Iam also unable to see the files or directories of home,misc,nfshome,initrd,opt,usr partitions while Iam able to see the files of root partition.

  Is it because I have specified in the /etc/lilo.conf
  as

"root=/dev/hda1"

  Its not booting when I have given the option,
  append="root=LABEL=/"

  When my original image(RH8.0) is booting and working
fine with this configuration and append="root=LABEL=/"
 in lilo.conf,

I'm not certain about this, but I **think** the approach that fails depends on /etc/fstab, while the one that works does not. So it may be another manifestation of the ext3 problem you report earlier.


why is my new image not working ?

Probably because you compiled it incorrectly. Since there is almost no information in your message about the procedure you followed to get this source, configure it, and compile, I can't offer a *specific* suggestion. My general suggestion is that you review the basic instructions for how to compile (location identified above) and see where you did not follow them.

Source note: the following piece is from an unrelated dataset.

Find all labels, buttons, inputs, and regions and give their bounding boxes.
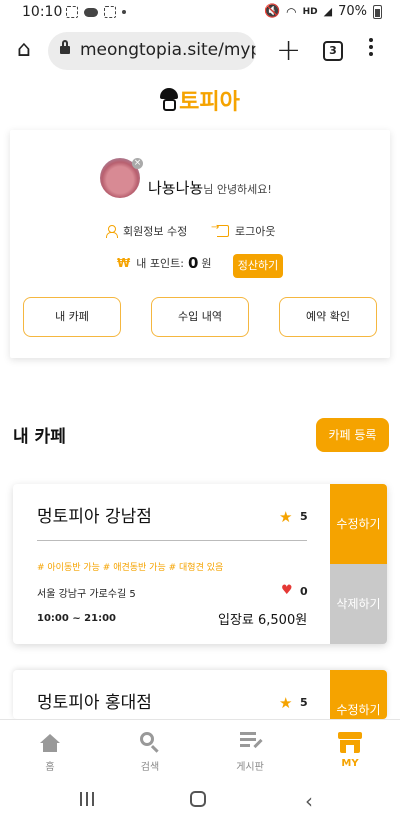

Your reference to "make oldconfig" is too cryptic for me to discuss it in any detail, but I suspect it reflects a failure to follow the right procedure. This approach will update an existing .config file, but for it to work, you need to have done a kernel compile before of a working kernel (so the existing .config reflects your old kernel's setup). I can't tell from what you sent us if you did this, or if the old kernel was a pre-compiled kernel-image installed by Red Hat.

Before responding, **please** read /usr/sec/linux/README so you understand the general procedure for compiling kernels.